La présidentielle américaine du 5 novembre s’annonce comme l’une des plus disputées de l’histoire récente des États-Unis. D’un côté, Donald Trump, figure emblématique de la droite populiste, courtise une base solide mais polarisée, marquée par des segments “intégralistes” et évangéliques. De l’autre, Kamala Harris, première femme et candidate afro-américaine à la présidence, tente de fédérer un électorat hétérogène composé de jeunes, de minorités et de femmes. Ce duel cristallise les profondes divisions de la société américaine. Et interroge sur l’avenir de la démocratie dans un pays fracturé.

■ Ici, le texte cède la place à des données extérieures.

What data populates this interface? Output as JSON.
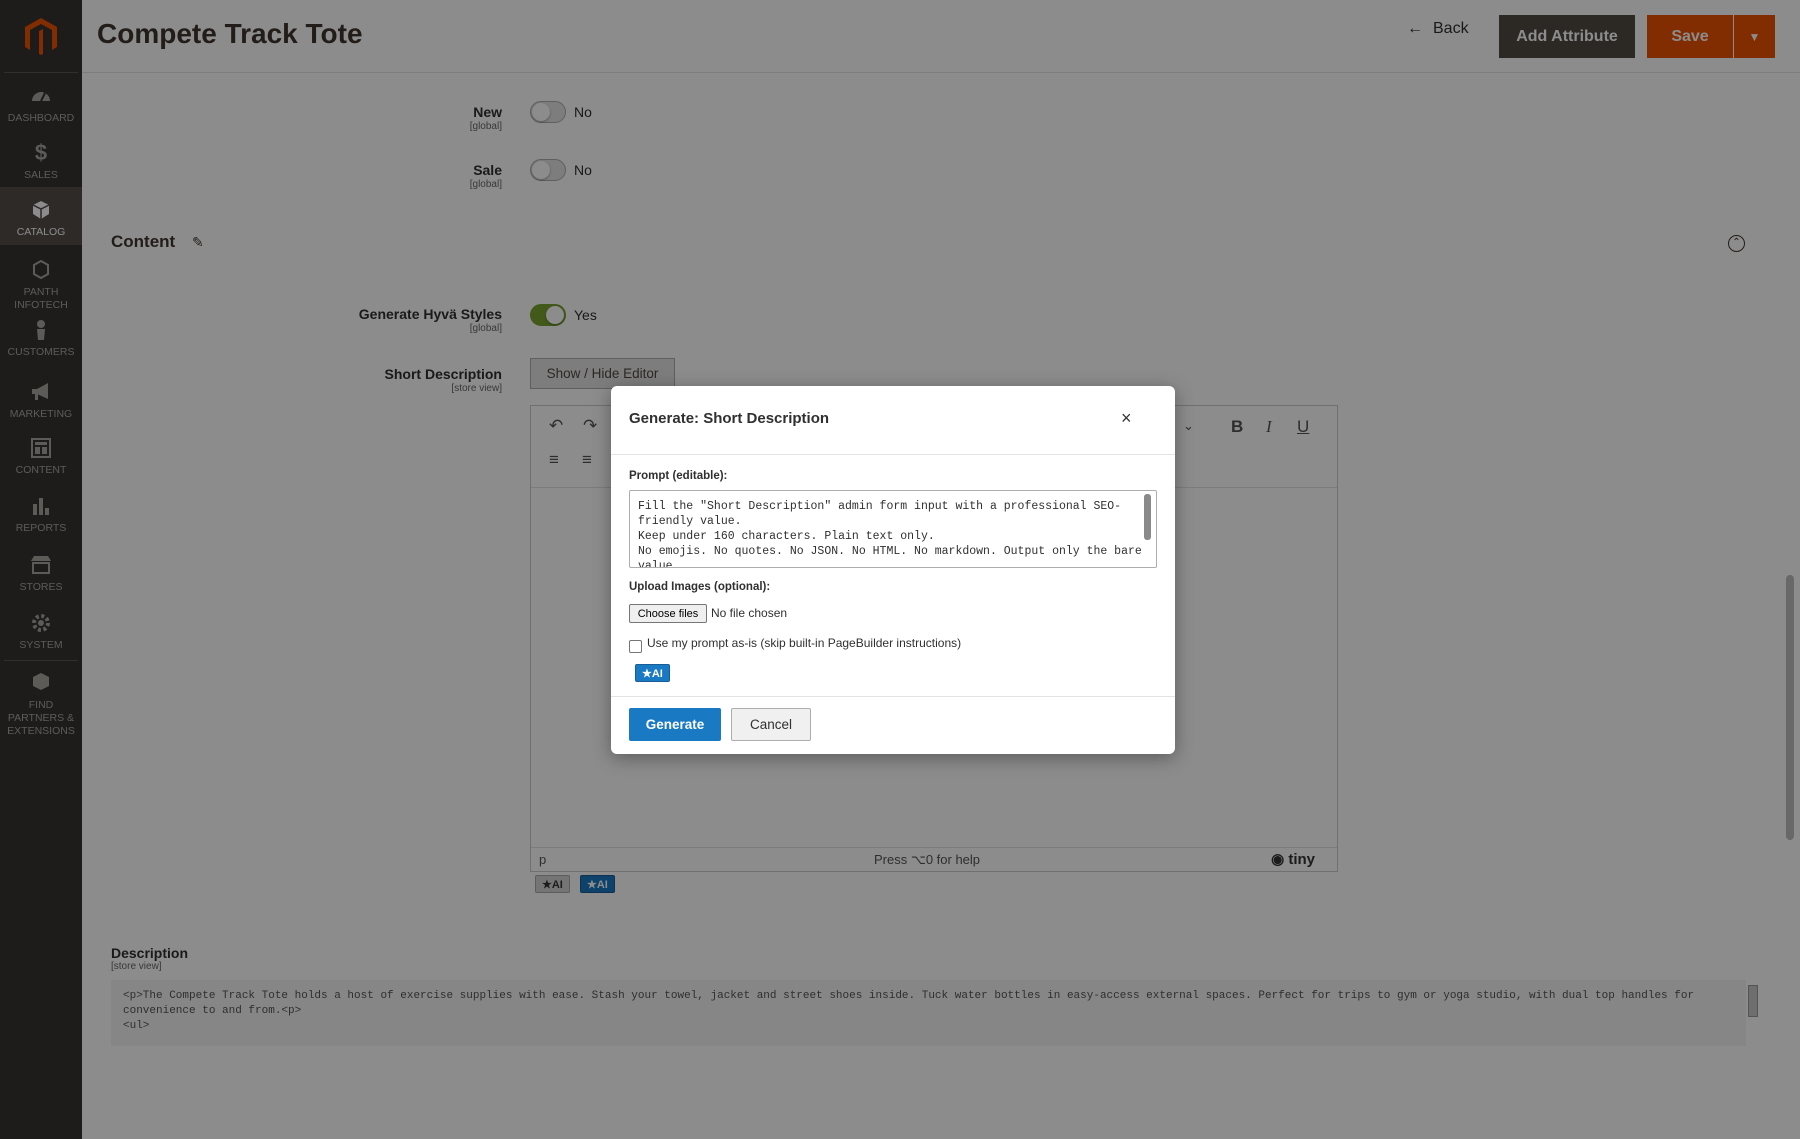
{
  "brand": {
    "accent": "#eb5202",
    "sidebar_bg": "#373330",
    "primary_blue": "#1979c3"
  },
  "sidebar": {
    "items": [
      {
        "label": "DASHBOARD",
        "icon": "speedometer-icon"
      },
      {
        "label": "SALES",
        "icon": "dollar-icon"
      },
      {
        "label": "CATALOG",
        "icon": "cube-icon",
        "active": true
      },
      {
        "label": "PANTH INFOTECH",
        "icon": "hexagon-icon"
      },
      {
        "label": "CUSTOMERS",
        "icon": "person-icon"
      },
      {
        "label": "MARKETING",
        "icon": "megaphone-icon"
      },
      {
        "label": "CONTENT",
        "icon": "layout-icon"
      },
      {
        "label": "REPORTS",
        "icon": "bar-chart-icon"
      },
      {
        "label": "STORES",
        "icon": "storefront-icon"
      },
      {
        "label": "SYSTEM",
        "icon": "gear-icon"
      },
      {
        "label": "FIND PARTNERS & EXTENSIONS",
        "icon": "boxes-icon"
      }
    ]
  },
  "header": {
    "title": "Compete Track Tote",
    "back_label": "Back",
    "add_attribute_label": "Add Attribute",
    "save_label": "Save"
  },
  "form": {
    "new": {
      "label": "New",
      "scope": "[global]",
      "value_text": "No"
    },
    "sale": {
      "label": "Sale",
      "scope": "[global]",
      "value_text": "No"
    },
    "content_section_title": "Content",
    "hyva": {
      "label": "Generate Hyvä Styles",
      "scope": "[global]",
      "value_text": "Yes"
    },
    "short_description": {
      "label": "Short Description",
      "scope": "[store view]",
      "show_hide_label": "Show / Hide Editor"
    },
    "editor": {
      "status_path": "p",
      "status_help": "Press ⌥0 for help",
      "brand": "tiny",
      "ai_chip_1": "★AI",
      "ai_chip_2": "★AI"
    },
    "description": {
      "label": "Description",
      "scope": "[store view]",
      "line1": "<p>The Compete Track Tote holds a host of exercise supplies with ease. Stash your towel, jacket and street shoes inside. Tuck water bottles in easy-access external spaces. Perfect for trips to gym or yoga studio, with dual top handles for",
      "line2": "convenience to and from.<p>",
      "line3": "<ul>"
    }
  },
  "modal": {
    "title": "Generate: Short Description",
    "close_label": "×",
    "prompt_label": "Prompt (editable):",
    "prompt_value": "Fill the \"Short Description\" admin form input with a professional SEO-friendly value.\nKeep under 160 characters. Plain text only.\nNo emojis. No quotes. No JSON. No HTML. No markdown. Output only the bare value.",
    "upload_label": "Upload Images (optional):",
    "choose_files_label": "Choose files",
    "no_file_text": "No file chosen",
    "checkbox_label": "Use my prompt as-is (skip built-in PageBuilder instructions)",
    "ai_badge": "★AI",
    "generate_label": "Generate",
    "cancel_label": "Cancel"
  }
}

Les enjeux de cette élection dépassent largement les frontières des États-Unis. Les positions des deux candidats sur les droits civiques, l’économie, le respect ou non de l’Accord de Paris face au réchauffement climatique ou encore la politique étrangère influenceront durablement les équilibres globaux. Face à un taux d’abstention estimé à près de 40 %, le scrutin reflète aussi une désaffection croissante de la population vis-à-vis du processus démocratique, exacerbée par une polarisation politique inédite. Les swing states (États en ballotage), comme lors des élections précédentes, seront décisifs dans cette course effrénée aux grands électeurs. Décryptage avec Ludivine Gilli, spécialiste des États-Unis et directrice de l’Observatoire Amérique du Nord de la Fondation Jean-Jaurès.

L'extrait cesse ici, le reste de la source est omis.